Q. Listen, when we talked about this early on, you were very good about noticing how the director and the choice of lenses, the way he placed you in the frame helped you create the feeling of isolation that you got?
A. Yes.

Q. Would you like to take an opportunity to mention that again?
A. Yes. In some ways, the way of working was conducive to the kind of tension and anxiety that I needed to draw from for it. The very first thing that Tom shot on me was a single shot of me in the first scene where Bertie meets Logue. That’s kind of baptism by fire in a story like this. Normally, you would kick off with something easy like walking down a corridor or getting out of a car and then the crew will get to know each other and once we’re all safely in the zone, then you can start to get into the more serious stuff, and then you might eventually start with a wide master shot with two actors, three actors. And you’ll know that that you’re establishing the scene first, the critical stuff.

The stuff on your face, most of that, is not going to play on this shot. So you get a chance, it’s like a rehearsal. Tom didn’t do any of that. He decided to take a ten minute scene which was basically a three act play and said kick off on my face. And there is nothing for it but to commit. And I think he made a very, very good decision, not just for me, but for him, where we thought, “Okay, you know, you don’t have much time in film, I think, has a misperception that you try and try again until you get it right and you can keep doing it.”

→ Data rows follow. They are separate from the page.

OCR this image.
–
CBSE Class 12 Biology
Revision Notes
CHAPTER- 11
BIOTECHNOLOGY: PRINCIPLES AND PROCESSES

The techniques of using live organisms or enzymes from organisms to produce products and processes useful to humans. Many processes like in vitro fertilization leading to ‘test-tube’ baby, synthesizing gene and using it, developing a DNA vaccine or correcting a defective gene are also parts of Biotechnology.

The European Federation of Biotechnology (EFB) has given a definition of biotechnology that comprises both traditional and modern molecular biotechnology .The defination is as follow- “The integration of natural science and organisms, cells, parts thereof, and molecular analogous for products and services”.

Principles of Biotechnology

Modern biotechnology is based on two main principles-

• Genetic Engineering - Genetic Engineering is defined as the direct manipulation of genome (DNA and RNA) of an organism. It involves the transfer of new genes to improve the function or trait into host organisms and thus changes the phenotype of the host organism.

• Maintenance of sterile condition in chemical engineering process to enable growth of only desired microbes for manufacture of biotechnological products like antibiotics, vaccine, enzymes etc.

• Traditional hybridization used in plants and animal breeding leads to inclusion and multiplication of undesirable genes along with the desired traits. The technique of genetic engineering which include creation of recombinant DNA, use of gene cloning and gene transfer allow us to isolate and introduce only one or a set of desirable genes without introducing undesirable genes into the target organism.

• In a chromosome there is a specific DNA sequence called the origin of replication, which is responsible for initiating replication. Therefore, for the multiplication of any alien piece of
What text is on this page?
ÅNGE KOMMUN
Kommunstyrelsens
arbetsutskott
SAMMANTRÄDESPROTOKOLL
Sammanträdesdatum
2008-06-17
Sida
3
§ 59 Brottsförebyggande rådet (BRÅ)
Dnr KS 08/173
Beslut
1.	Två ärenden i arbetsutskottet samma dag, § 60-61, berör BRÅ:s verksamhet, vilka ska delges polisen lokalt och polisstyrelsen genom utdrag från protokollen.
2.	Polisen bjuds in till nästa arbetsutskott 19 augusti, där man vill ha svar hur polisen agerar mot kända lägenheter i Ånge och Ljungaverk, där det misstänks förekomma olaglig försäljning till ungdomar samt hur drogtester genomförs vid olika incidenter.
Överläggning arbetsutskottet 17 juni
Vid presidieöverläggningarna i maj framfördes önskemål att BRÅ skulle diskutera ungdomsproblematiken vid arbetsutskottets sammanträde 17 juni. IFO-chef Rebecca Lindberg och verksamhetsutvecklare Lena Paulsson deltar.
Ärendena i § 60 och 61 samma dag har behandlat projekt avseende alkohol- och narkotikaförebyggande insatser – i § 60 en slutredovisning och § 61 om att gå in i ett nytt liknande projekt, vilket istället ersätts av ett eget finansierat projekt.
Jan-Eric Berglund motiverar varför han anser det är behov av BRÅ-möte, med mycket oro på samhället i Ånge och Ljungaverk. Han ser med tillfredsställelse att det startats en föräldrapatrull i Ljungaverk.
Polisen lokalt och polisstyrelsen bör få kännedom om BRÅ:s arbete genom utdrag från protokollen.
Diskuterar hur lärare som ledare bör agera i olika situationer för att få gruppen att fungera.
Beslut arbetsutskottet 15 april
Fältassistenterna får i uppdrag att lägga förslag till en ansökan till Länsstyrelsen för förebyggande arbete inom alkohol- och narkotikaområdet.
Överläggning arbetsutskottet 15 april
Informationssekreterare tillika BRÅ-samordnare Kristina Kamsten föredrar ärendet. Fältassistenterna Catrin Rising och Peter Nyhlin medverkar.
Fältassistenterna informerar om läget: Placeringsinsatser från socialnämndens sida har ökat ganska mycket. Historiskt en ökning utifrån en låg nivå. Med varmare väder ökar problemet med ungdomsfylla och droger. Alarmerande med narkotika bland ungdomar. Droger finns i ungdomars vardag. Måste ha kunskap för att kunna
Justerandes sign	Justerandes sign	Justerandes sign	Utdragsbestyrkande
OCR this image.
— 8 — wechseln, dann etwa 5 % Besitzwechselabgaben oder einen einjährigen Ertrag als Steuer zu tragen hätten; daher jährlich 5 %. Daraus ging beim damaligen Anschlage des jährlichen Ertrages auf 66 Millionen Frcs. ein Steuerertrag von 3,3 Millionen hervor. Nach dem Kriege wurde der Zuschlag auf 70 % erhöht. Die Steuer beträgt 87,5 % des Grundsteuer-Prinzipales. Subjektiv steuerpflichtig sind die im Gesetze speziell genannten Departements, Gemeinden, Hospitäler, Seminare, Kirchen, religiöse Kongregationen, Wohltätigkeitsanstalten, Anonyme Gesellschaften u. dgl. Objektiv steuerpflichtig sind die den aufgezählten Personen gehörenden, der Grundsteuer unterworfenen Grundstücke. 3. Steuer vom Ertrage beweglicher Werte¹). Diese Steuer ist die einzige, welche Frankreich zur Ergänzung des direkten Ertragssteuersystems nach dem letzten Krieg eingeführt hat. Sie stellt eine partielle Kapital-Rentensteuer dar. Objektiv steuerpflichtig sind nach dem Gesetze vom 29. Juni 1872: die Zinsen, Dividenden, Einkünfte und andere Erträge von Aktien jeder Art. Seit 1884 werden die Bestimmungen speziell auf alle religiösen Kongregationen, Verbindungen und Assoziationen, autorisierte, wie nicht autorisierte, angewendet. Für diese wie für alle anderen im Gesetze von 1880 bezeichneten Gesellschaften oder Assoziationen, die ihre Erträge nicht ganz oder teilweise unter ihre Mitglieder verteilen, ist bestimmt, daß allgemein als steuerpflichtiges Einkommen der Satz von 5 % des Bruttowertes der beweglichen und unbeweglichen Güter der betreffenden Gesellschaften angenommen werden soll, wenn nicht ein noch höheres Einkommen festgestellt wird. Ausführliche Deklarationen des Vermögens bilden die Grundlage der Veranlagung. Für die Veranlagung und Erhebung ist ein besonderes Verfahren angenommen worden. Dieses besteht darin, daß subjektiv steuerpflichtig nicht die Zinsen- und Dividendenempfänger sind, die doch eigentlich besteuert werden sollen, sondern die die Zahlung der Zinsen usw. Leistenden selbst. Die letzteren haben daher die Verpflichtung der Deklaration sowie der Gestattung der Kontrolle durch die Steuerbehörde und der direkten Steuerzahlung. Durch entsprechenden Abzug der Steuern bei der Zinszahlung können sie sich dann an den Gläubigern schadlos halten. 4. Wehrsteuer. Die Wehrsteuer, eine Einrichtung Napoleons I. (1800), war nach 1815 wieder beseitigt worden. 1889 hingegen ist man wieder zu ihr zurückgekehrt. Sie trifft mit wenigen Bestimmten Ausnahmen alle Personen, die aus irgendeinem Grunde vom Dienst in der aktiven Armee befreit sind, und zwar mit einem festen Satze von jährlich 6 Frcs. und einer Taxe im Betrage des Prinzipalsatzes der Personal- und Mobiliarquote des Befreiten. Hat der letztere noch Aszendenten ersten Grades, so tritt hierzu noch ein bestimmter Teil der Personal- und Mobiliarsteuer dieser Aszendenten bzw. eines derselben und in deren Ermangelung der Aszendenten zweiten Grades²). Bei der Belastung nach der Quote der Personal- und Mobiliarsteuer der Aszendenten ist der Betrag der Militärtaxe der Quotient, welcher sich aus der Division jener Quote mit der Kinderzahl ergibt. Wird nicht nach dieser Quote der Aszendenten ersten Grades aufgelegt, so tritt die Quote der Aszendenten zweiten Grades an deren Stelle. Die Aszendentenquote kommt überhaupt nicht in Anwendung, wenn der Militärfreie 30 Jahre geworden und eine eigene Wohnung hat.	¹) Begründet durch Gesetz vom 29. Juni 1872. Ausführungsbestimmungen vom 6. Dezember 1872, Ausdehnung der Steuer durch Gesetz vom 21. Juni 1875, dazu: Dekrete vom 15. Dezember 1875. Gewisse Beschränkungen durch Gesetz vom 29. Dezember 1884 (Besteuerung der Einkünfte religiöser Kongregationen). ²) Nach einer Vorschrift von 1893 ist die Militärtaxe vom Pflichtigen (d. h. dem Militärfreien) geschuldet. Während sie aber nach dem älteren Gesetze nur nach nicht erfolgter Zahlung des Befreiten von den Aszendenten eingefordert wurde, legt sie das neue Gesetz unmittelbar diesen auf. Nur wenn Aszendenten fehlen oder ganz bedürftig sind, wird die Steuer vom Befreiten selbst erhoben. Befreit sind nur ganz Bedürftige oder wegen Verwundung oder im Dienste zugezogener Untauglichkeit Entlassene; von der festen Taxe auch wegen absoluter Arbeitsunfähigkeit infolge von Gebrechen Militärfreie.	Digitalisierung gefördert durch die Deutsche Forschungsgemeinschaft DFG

That’s not how it works. You get three goes, four. It’s expensive. You know, it goes into the can and you move on. It doesn’t matter if you haven’t really nailed it. This is like a feeling of being pushed out in the royal upper house and told to sing on the first night without much rehearsal and you just have to dig for whatever you can. And then, I think it was very good because I put both feet in and so did he and he committed to a style he wasn’t quite sure about yet. He still had a few options open, but after we completed that day which could have ended up being about ten percent of our entire film, he realized he had committed to a cinematographic style. And I had committed to my approach and to be squeezed down in the corner of a sofa and Tom kept telling me to shrink myself physically because I’m much bigger than George VI. He was very slight and he had a famous small disposition.

So Tom’s note to me was, “Try to disappear as much as possible.” And I think that’s partly why he put me on the edge of the big sofa and part of why he put me on the edge of the frame, surrounded me by what he thought was negative space. And I could feel all that going on and so it definitely informed what I did.